The Mexican army didn’t stand much of a chance against the well-organized and well-funded French army, and the Mexicans were vastly outnumbered heading into the Battle of Puebla in 1862. The specific numbers vary, but most historians agree that the French army had anywhere from 2,000-4,000 more troops than the Mexican forces at Puebla.
But David (Mexico) beat Goliath (France) on May 5, 1862, at Puebla, and though the victory was followed with losses in subsequent battles, Puebla was a significant symbolic victory for the newly formed Mexican government and President Juárez. The win also galvanized Latinos who had moved north to California during the gold rush. But some historians argue one of the most important effects of the Mexican victory was the impact it had on America’s Civil War.

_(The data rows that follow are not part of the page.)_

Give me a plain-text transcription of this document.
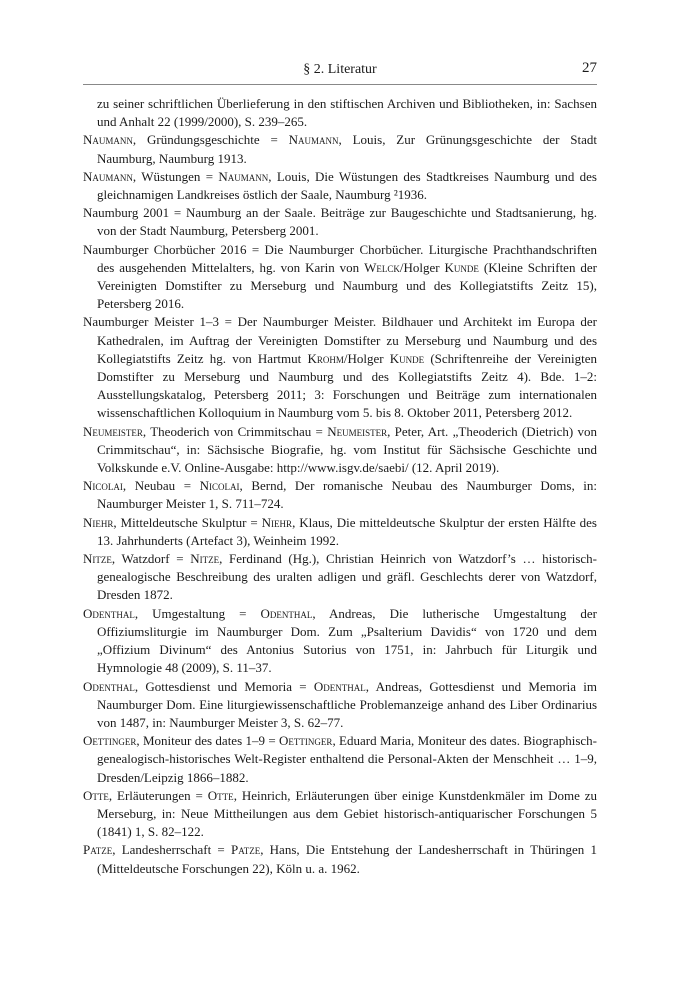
§ 2. Literatur	27

zu seiner schriftlichen Überlieferung in den stiftischen Archiven und Bibliotheken, in: Sachsen und Anhalt 22 (1999/2000), S. 239–265.

Naumann, Gründungsgeschichte = Naumann, Louis, Zur Grünungsgeschichte der Stadt Naumburg, Naumburg 1913.

Naumann, Wüstungen = Naumann, Louis, Die Wüstungen des Stadtkreises Naumburg und des gleichnamigen Landkreises östlich der Saale, Naumburg ²1936.

Naumburg 2001 = Naumburg an der Saale. Beiträge zur Baugeschichte und Stadtsanierung, hg. von der Stadt Naumburg, Petersberg 2001.

Naumburger Chorbücher 2016 = Die Naumburger Chorbücher. Liturgische Prachthandschriften des ausgehenden Mittelalters, hg. von Karin von Welck/Holger Kunde (Kleine Schriften der Vereinigten Domstifter zu Merseburg und Naumburg und des Kollegiatstifts Zeitz 15), Petersberg 2016.

Naumburger Meister 1–3 = Der Naumburger Meister. Bildhauer und Architekt im Europa der Kathedralen, im Auftrag der Vereinigten Domstifter zu Merseburg und Naumburg und des Kollegiatstifts Zeitz hg. von Hartmut Krohm/Holger Kunde (Schriftenreihe der Vereinigten Domstifter zu Merseburg und Naumburg und des Kollegiatstifts Zeitz 4). Bde. 1–2: Ausstellungskatalog, Petersberg 2011; 3: Forschungen und Beiträge zum internationalen wissenschaftlichen Kolloquium in Naumburg vom 5. bis 8. Oktober 2011, Petersberg 2012.

Neumeister, Theoderich von Crimmitschau = Neumeister, Peter, Art. „Theoderich (Dietrich) von Crimmitschau“, in: Sächsische Biografie, hg. vom Institut für Sächsische Geschichte und Volkskunde e.V. Online-Ausgabe: http://www.isgv.de/saebi/ (12. April 2019).

Nicolai, Neubau = Nicolai, Bernd, Der romanische Neubau des Naumburger Doms, in: Naumburger Meister 1, S. 711–724.

Niehr, Mitteldeutsche Skulptur = Niehr, Klaus, Die mitteldeutsche Skulptur der ersten Hälfte des 13. Jahrhunderts (Artefact 3), Weinheim 1992.

Nitze, Watzdorf = Nitze, Ferdinand (Hg.), Christian Heinrich von Watzdorf’s … historisch-genealogische Beschreibung des uralten adligen und gräfl. Geschlechts derer von Watzdorf, Dresden 1872.

Odenthal, Umgestaltung = Odenthal, Andreas, Die lutherische Umgestaltung der Offiziumsliturgie im Naumburger Dom. Zum „Psalterium Davidis“ von 1720 und dem „Offizium Divinum“ des Antonius Sutorius von 1751, in: Jahrbuch für Liturgik und Hymnologie 48 (2009), S. 11–37.

Odenthal, Gottesdienst und Memoria = Odenthal, Andreas, Gottesdienst und Memoria im Naumburger Dom. Eine liturgiewissenschaftliche Problemanzeige anhand des Liber Ordinarius von 1487, in: Naumburger Meister 3, S. 62–77.

Oettinger, Moniteur des dates 1–9 = Oettinger, Eduard Maria, Moniteur des dates. Biographisch-genealogisch-historisches Welt-Register enthaltend die Personal-Akten der Menschheit … 1–9, Dresden/Leipzig 1866–1882.

Otte, Erläuterungen = Otte, Heinrich, Erläuterungen über einige Kunstdenkmäler im Dome zu Merseburg, in: Neue Mittheilungen aus dem Gebiet historisch-antiquarischer Forschungen 5 (1841) 1, S. 82–122.

Patze, Landesherrschaft = Patze, Hans, Die Entstehung der Landesherrschaft in Thüringen 1 (Mitteldeutsche Forschungen 22), Köln u. a. 1962.
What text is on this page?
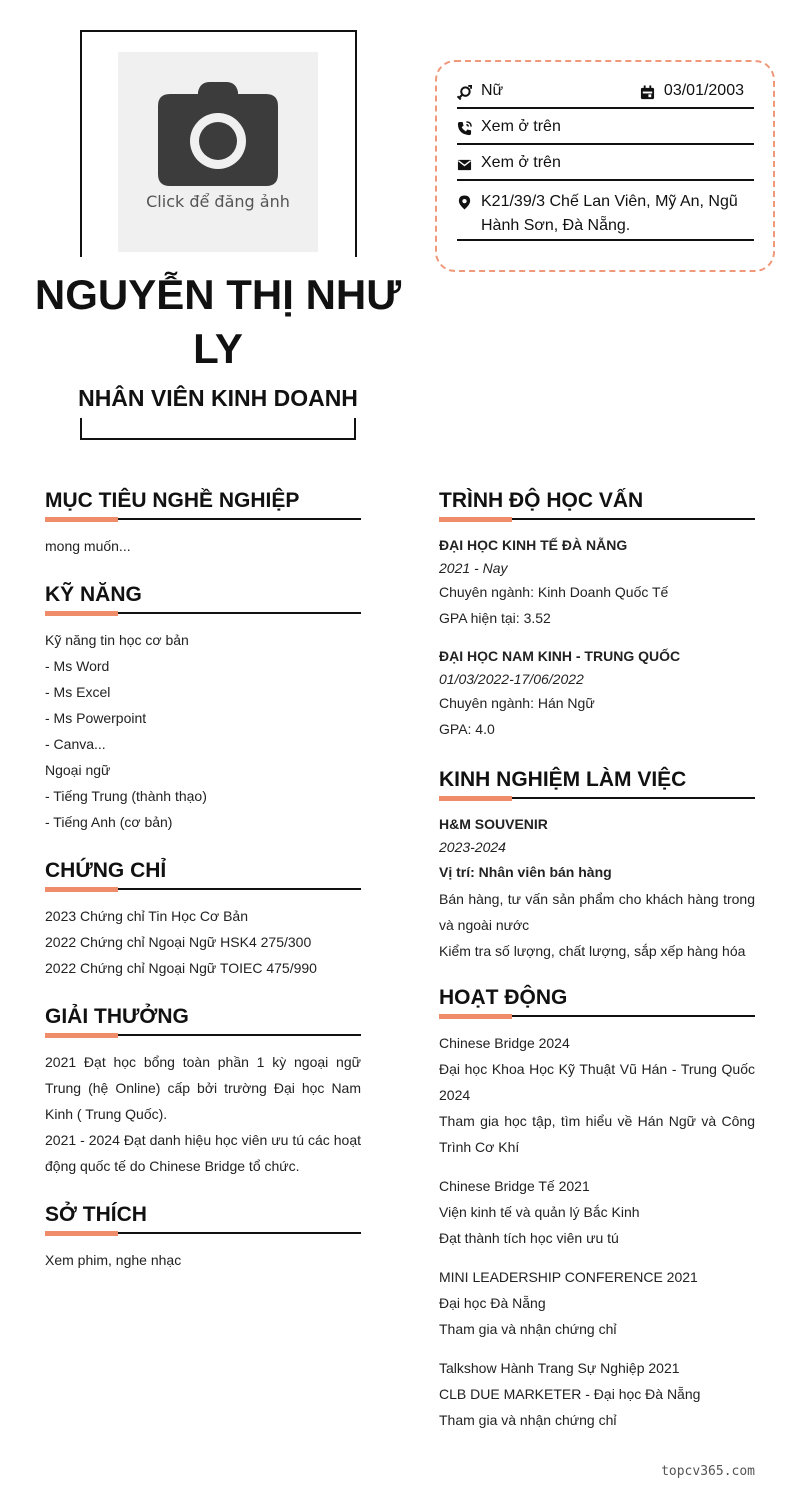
Click để đăng ảnh
NGUYỄN THỊ NHƯ LY
NHÂN VIÊN KINH DOANH
Nữ	03/01/2003
Xem ở trên
Xem ở trên
K21/39/3 Chế Lan Viên, Mỹ An, Ngũ Hành Sơn, Đà Nẵng.
MỤC TIÊU NGHỀ NGHIỆP
mong muốn...
KỸ NĂNG
Kỹ năng tin học cơ bản
- Ms Word
- Ms Excel
- Ms Powerpoint
- Canva...
Ngoại ngữ
- Tiếng Trung (thành thạo)
- Tiếng Anh (cơ bản)
CHỨNG CHỈ
2023 Chứng chỉ Tin Học Cơ Bản
2022 Chứng chỉ Ngoại Ngữ HSK4 275/300
2022 Chứng chỉ Ngoại Ngữ TOIEC 475/990
GIẢI THƯỞNG
2021 Đạt học bổng toàn phần 1 kỳ ngoại ngữ Trung (hệ Online) cấp bởi trường Đại học Nam Kinh ( Trung Quốc).
2021 - 2024 Đạt danh hiệu học viên ưu tú các hoạt động quốc tế do Chinese Bridge tổ chức.
SỞ THÍCH
Xem phim, nghe nhạc
TRÌNH ĐỘ HỌC VẤN
ĐẠI HỌC KINH TẾ ĐÀ NẴNG
2021 - Nay
Chuyên ngành: Kinh Doanh Quốc Tế
GPA hiện tại: 3.52
ĐẠI HỌC NAM KINH - TRUNG QUỐC
01/03/2022-17/06/2022
Chuyên ngành: Hán Ngữ
GPA: 4.0
KINH NGHIỆM LÀM VIỆC
H&M SOUVENIR
2023-2024
Vị trí: Nhân viên bán hàng
Bán hàng, tư vấn sản phẩm cho khách hàng trong và ngoài nước
Kiểm tra số lượng, chất lượng, sắp xếp hàng hóa
HOẠT ĐỘNG
Chinese Bridge 2024
Đại học Khoa Học Kỹ Thuật Vũ Hán - Trung Quốc 2024
Tham gia học tập, tìm hiểu về Hán Ngữ và Công Trình Cơ Khí
Chinese Bridge Tế 2021
Viện kinh tế và quản lý Bắc Kinh
Đạt thành tích học viên ưu tú
MINI LEADERSHIP CONFERENCE 2021
Đại học Đà Nẵng
Tham gia và nhận chứng chỉ
Talkshow Hành Trang Sự Nghiệp 2021
CLB DUE MARKETER - Đại học Đà Nẵng
Tham gia và nhận chứng chỉ
topcv365.com
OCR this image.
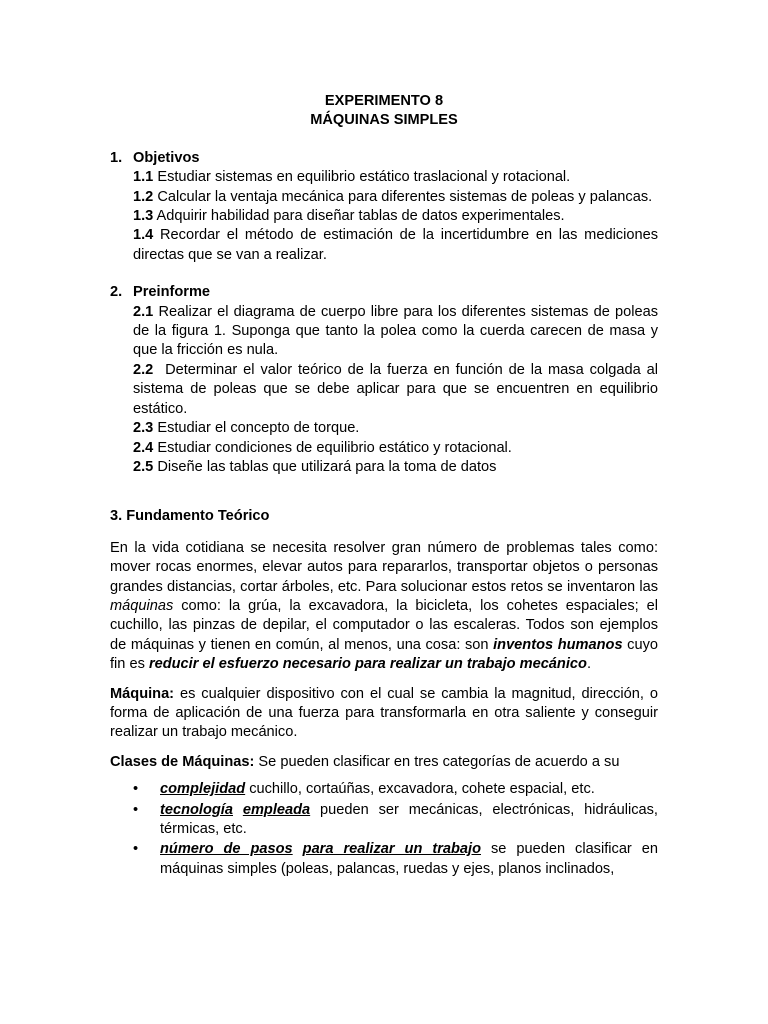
EXPERIMENTO 8

MÁQUINAS SIMPLES

1. Objetivos

1.1 Estudiar sistemas en equilibrio estático traslacional y rotacional.

1.2 Calcular la ventaja mecánica para diferentes sistemas de poleas y palancas.

1.3 Adquirir habilidad para diseñar tablas de datos experimentales.

1.4 Recordar el método de estimación de la incertidumbre en las mediciones directas que se van a realizar.

2. Preinforme

2.1 Realizar el diagrama de cuerpo libre para los diferentes sistemas de poleas de la figura 1. Suponga que tanto la polea como la cuerda carecen de masa y que la fricción es nula.

2.2  Determinar el valor teórico de la fuerza en función de la masa colgada al sistema de poleas que se debe aplicar para que se encuentren en equilibrio estático.

2.3 Estudiar el concepto de torque.

2.4 Estudiar condiciones de equilibrio estático y rotacional.

2.5 Diseñe las tablas que utilizará para la toma de datos

3. Fundamento Teórico

En la vida cotidiana se necesita resolver gran número de problemas tales como: mover rocas enormes, elevar autos para repararlos, transportar objetos o personas grandes distancias, cortar árboles, etc. Para solucionar estos retos se inventaron las máquinas como: la grúa, la excavadora, la bicicleta, los cohetes espaciales; el cuchillo, las pinzas de depilar, el computador o las escaleras. Todos son ejemplos de máquinas y tienen en común, al menos, una cosa: son inventos humanos cuyo fin es reducir el esfuerzo necesario para realizar un trabajo mecánico.

Máquina: es cualquier dispositivo con el cual se cambia la magnitud, dirección, o forma de aplicación de una fuerza para transformarla en otra saliente y conseguir realizar un trabajo mecánico.

Clases de Máquinas: Se pueden clasificar en tres categorías de acuerdo a su

• complejidad cuchillo, cortaúñas, excavadora, cohete espacial, etc.
• tecnología empleada pueden ser mecánicas, electrónicas, hidráulicas, térmicas, etc.
• número de pasos para realizar un trabajo se pueden clasificar en máquinas simples (poleas, palancas, ruedas y ejes, planos inclinados,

President Lincoln appeared to stay neutral in the war between France and Mexico, hoping to avoid the French teaming up with the South in the Civil War, and his gamble paid off. The loss prevented France from helping supply the Confederacy for a year, allowing the Union to bulk up their army for the fight against the South. And roughly 14 months after the Battle of Puebla, the North smashed the South at the Battle of Gettysburg, which eventually led to the Union’s victory in the Civil War.With an estimated 34 million (and growing) Americans either from Mexico or with Mexican descent, it’s no wonder the holiday has become so popular, with many cities, from Los Angeles to Minneapolis to New York, holding huge cultural celebrations.
So, without the crucial Mexican victory at Puebla, the U.S. might not look entirely different, and Mexican-Americans and all people across the U.S. wouldn’t have a reason to enjoy parades, festivals, celebrate Mexican heritage, and enjoy the wonderful “melting pot” of America on Cinco de Mayo!